My love of this California ghost town goes back to when I was about 12 or 13. Anyone who knows me well knows of my love of the California Gold Rush era, the 1800’s, and the lawless old west. Calico, although the biggest silver producer at that time falls into the old west, and that forgotten time that I love.
Calico has a big history. It became a town is around 1881, named for the hills around it which are a calico color. The town thrived for about 20 years, until the cost to produce silver began to outweigh it’s worth. Here’s where the story gets cool. Around 1951, Walter Knott – yup that guy – purchased the town, and began restoring it to it’s original glory – mostly from old photographs.

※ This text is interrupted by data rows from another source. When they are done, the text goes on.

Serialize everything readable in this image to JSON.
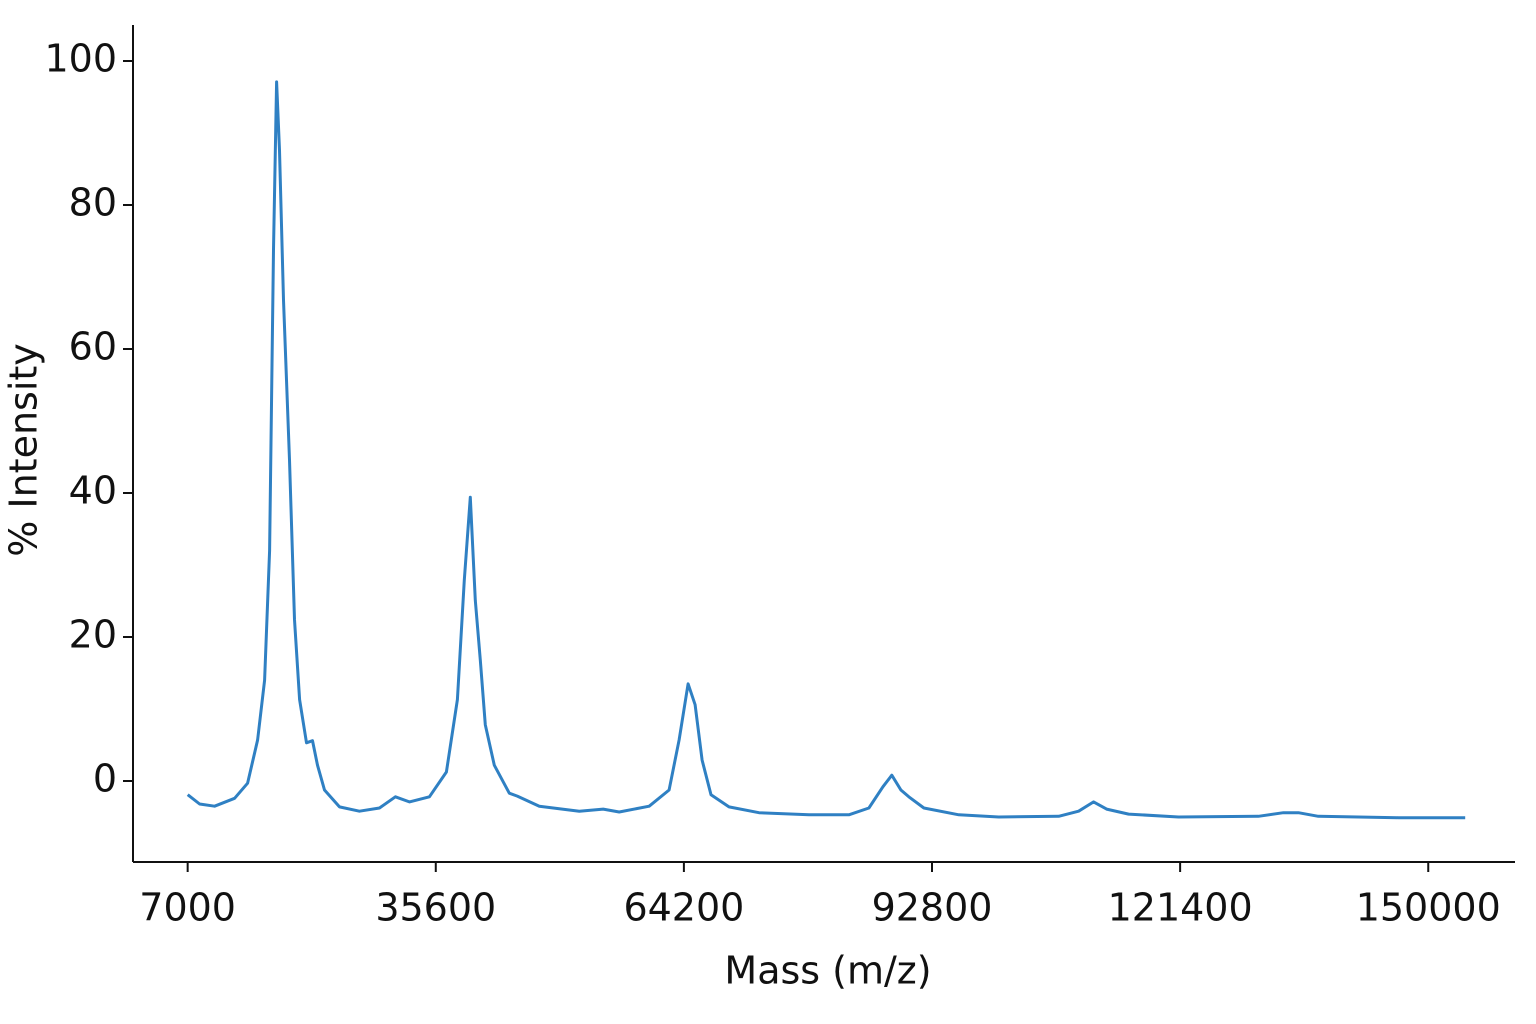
{
  "chart_data": {
    "type": "line",
    "x_label": "Mass (m/z)",
    "y_label": "% Intensity",
    "x": [
      7000,
      8380,
      10110,
      12410,
      13910,
      15060,
      15870,
      16440,
      16900,
      17250,
      17590,
      18050,
      18740,
      19320,
      19900,
      20700,
      21390,
      21970,
      22770,
      24500,
      26800,
      29110,
      30950,
      32560,
      34860,
      36820,
      38090,
      38890,
      39580,
      40160,
      40730,
      41310,
      42350,
      44070,
      45000,
      47530,
      52140,
      54900,
      56740,
      60200,
      62500,
      63650,
      64680,
      65490,
      66300,
      67330,
      69400,
      72860,
      78620,
      83220,
      85530,
      87140,
      88170,
      89210,
      90130,
      91860,
      95890,
      100490,
      107400,
      109700,
      111430,
      112930,
      115460,
      121210,
      130420,
      133300,
      135030,
      137330,
      146550,
      154260
    ],
    "series": [
      {
        "name": "% Intensity",
        "color": "#2f80c3",
        "values": [
          -1.9,
          -3.2,
          -3.5,
          -2.4,
          -0.3,
          5.7,
          14,
          32,
          73.8,
          97.1,
          87.6,
          66.8,
          44.6,
          22.4,
          11.3,
          5.3,
          5.6,
          2.2,
          -1.25,
          -3.6,
          -4.2,
          -3.75,
          -2.2,
          -2.9,
          -2.2,
          1.25,
          11.3,
          27.9,
          39.4,
          25.1,
          16.8,
          7.8,
          2.2,
          -1.7,
          -2.1,
          -3.5,
          -4.2,
          -3.9,
          -4.3,
          -3.5,
          -1.25,
          5.7,
          13.5,
          10.6,
          2.9,
          -1.9,
          -3.6,
          -4.4,
          -4.7,
          -4.7,
          -3.75,
          -0.8,
          0.8,
          -1.25,
          -2.2,
          -3.75,
          -4.7,
          -5,
          -4.9,
          -4.2,
          -2.9,
          -3.9,
          -4.6,
          -5,
          -4.9,
          -4.4,
          -4.4,
          -4.9,
          -5.1,
          -5.1
        ]
      }
    ],
    "xlim": [
      700,
      160000
    ],
    "xticks": [
      7000,
      35600,
      64200,
      92800,
      121400,
      150000
    ],
    "ylim": [
      -11.25,
      105
    ],
    "yticks": [
      0,
      20,
      40,
      60,
      80,
      100
    ],
    "grid": false
  }
}
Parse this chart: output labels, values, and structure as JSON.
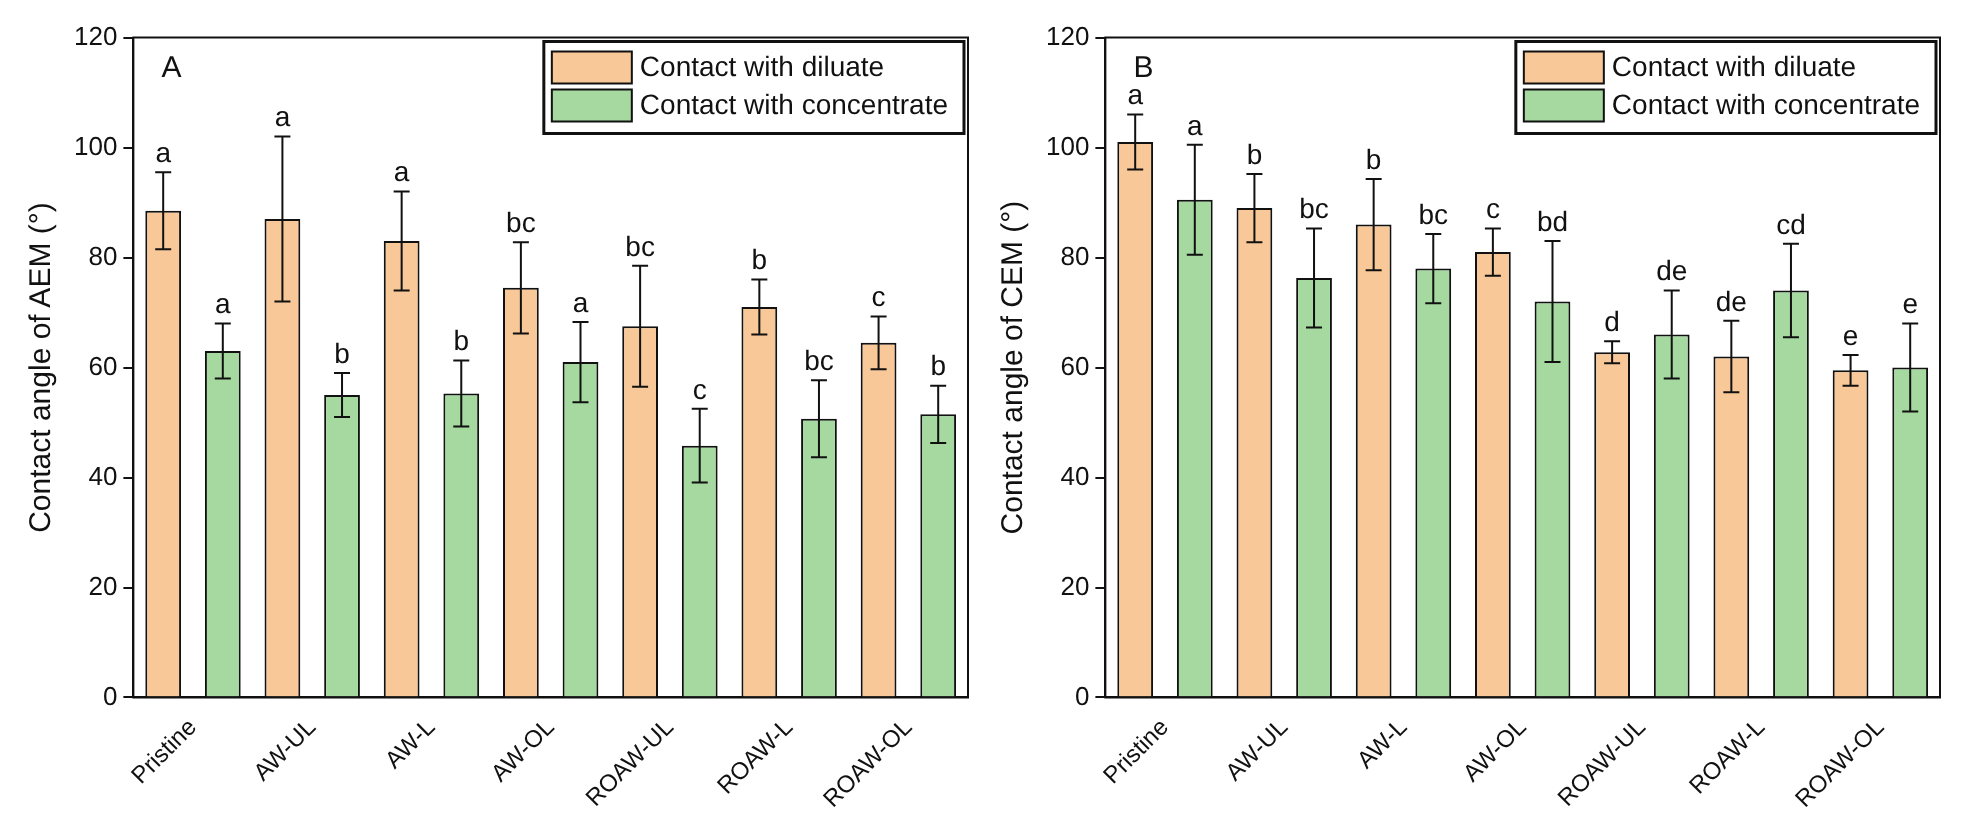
{
  "chart_data": [
    {
      "type": "bar",
      "ylabel": "Contact angle of AEM (°)",
      "annotations": [
        "A"
      ],
      "categories": [
        "Pristine",
        "AW-UL",
        "AW-L",
        "AW-OL",
        "ROAW-UL",
        "ROAW-L",
        "ROAW-OL"
      ],
      "ylim": [
        0,
        120
      ],
      "yticks": [
        0,
        20,
        40,
        60,
        80,
        100,
        120
      ],
      "grid": false,
      "legend": "top right",
      "series": [
        {
          "name": "Contact with diluate",
          "color": "#f9c898",
          "values": [
            88.5,
            87,
            83,
            74.5,
            67.5,
            71,
            64.5
          ],
          "errors": [
            7,
            15,
            9,
            8.3,
            11,
            5,
            4.8
          ],
          "value_labels": [
            "a",
            "a",
            "a",
            "bc",
            "bc",
            "b",
            "c"
          ]
        },
        {
          "name": "Contact with concentrate",
          "color": "#a5d9a0",
          "values": [
            63,
            55,
            55.3,
            61,
            45.8,
            50.7,
            51.5
          ],
          "errors": [
            5,
            4,
            6,
            7.3,
            6.7,
            7,
            5.2
          ],
          "value_labels": [
            "a",
            "b",
            "b",
            "a",
            "c",
            "bc",
            "b"
          ]
        }
      ]
    },
    {
      "type": "bar",
      "ylabel": "Contact angle of CEM (°)",
      "annotations": [
        "B"
      ],
      "categories": [
        "Pristine",
        "AW-UL",
        "AW-L",
        "AW-OL",
        "ROAW-UL",
        "ROAW-L",
        "ROAW-OL"
      ],
      "ylim": [
        0,
        120
      ],
      "yticks": [
        0,
        20,
        40,
        60,
        80,
        100,
        120
      ],
      "grid": false,
      "legend": "top right",
      "series": [
        {
          "name": "Contact with diluate",
          "color": "#f9c898",
          "values": [
            101,
            89,
            86,
            81,
            62.8,
            62,
            59.5
          ],
          "errors": [
            5,
            6.2,
            8.3,
            4.3,
            2,
            6.5,
            2.8
          ],
          "value_labels": [
            "a",
            "b",
            "b",
            "c",
            "d",
            "de",
            "e"
          ]
        },
        {
          "name": "Contact with concentrate",
          "color": "#a5d9a0",
          "values": [
            90.5,
            76.3,
            78,
            72,
            66,
            74,
            60
          ],
          "errors": [
            10,
            9,
            6.3,
            11,
            8,
            8.5,
            8
          ],
          "value_labels": [
            "a",
            "bc",
            "bc",
            "bd",
            "de",
            "cd",
            "e"
          ]
        }
      ]
    }
  ]
}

In the meantime, his thriving berry stand in Buena Park was so popular, and the waits for a table in his wife’s Chicken Dinner Restaurant so long, he he began thinking about a way to entertain guests while they waited….The simple solution….

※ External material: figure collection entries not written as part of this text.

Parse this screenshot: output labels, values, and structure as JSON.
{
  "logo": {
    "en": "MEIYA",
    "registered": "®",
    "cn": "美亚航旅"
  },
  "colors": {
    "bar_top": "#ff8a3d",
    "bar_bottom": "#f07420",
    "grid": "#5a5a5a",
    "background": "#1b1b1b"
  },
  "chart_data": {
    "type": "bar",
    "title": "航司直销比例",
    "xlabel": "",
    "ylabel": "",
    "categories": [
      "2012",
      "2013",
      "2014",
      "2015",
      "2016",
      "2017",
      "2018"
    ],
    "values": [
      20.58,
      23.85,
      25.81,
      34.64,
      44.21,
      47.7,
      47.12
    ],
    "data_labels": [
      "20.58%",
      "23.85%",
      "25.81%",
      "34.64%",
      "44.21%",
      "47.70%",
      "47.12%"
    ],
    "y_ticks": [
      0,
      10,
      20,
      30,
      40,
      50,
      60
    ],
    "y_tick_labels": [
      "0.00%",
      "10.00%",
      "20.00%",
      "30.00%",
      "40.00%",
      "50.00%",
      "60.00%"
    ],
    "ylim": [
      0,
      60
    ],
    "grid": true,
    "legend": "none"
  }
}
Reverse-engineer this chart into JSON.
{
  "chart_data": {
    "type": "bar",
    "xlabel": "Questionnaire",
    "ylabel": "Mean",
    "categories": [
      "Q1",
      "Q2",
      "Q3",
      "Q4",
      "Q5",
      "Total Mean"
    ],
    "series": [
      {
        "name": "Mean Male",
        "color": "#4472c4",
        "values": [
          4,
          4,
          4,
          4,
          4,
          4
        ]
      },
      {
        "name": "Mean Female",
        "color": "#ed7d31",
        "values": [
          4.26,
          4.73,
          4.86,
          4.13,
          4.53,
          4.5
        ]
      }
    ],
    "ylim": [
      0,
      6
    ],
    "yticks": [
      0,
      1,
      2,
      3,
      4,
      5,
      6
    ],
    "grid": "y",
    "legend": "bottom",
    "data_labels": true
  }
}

Bring Calico to Buena Park. Which he did. Truckload by truckload. Believe it or Knott (get it?), most of the buildings we all have grown up around in Ghost Town at Knott’s Berry Farm are actual buildings from Calico. And Calico, mostly rebuilt on site in the San Bernardino hills. Walter was a pretty shrewd guy, and Calico, the Ghost Town became quite the tourist attraction. In 1966, Knott donated the town to San Bernardino County, and Calico became a County Regional Park.
Although Knott’s is long gone, it’s influence can be seen all over, even down to the twisted “Haunted Shack” attraction that still remains, although being taken from Knott’s when it was purchased by Cedar Fair.
My wife and I spent the day touring the actual silver mine, the Maggie Mine, which is just a small part of the huge mining aspect of the surrounding hills, the train ride and attractions, and wandering in and out of the museums and shops that now pepper the site.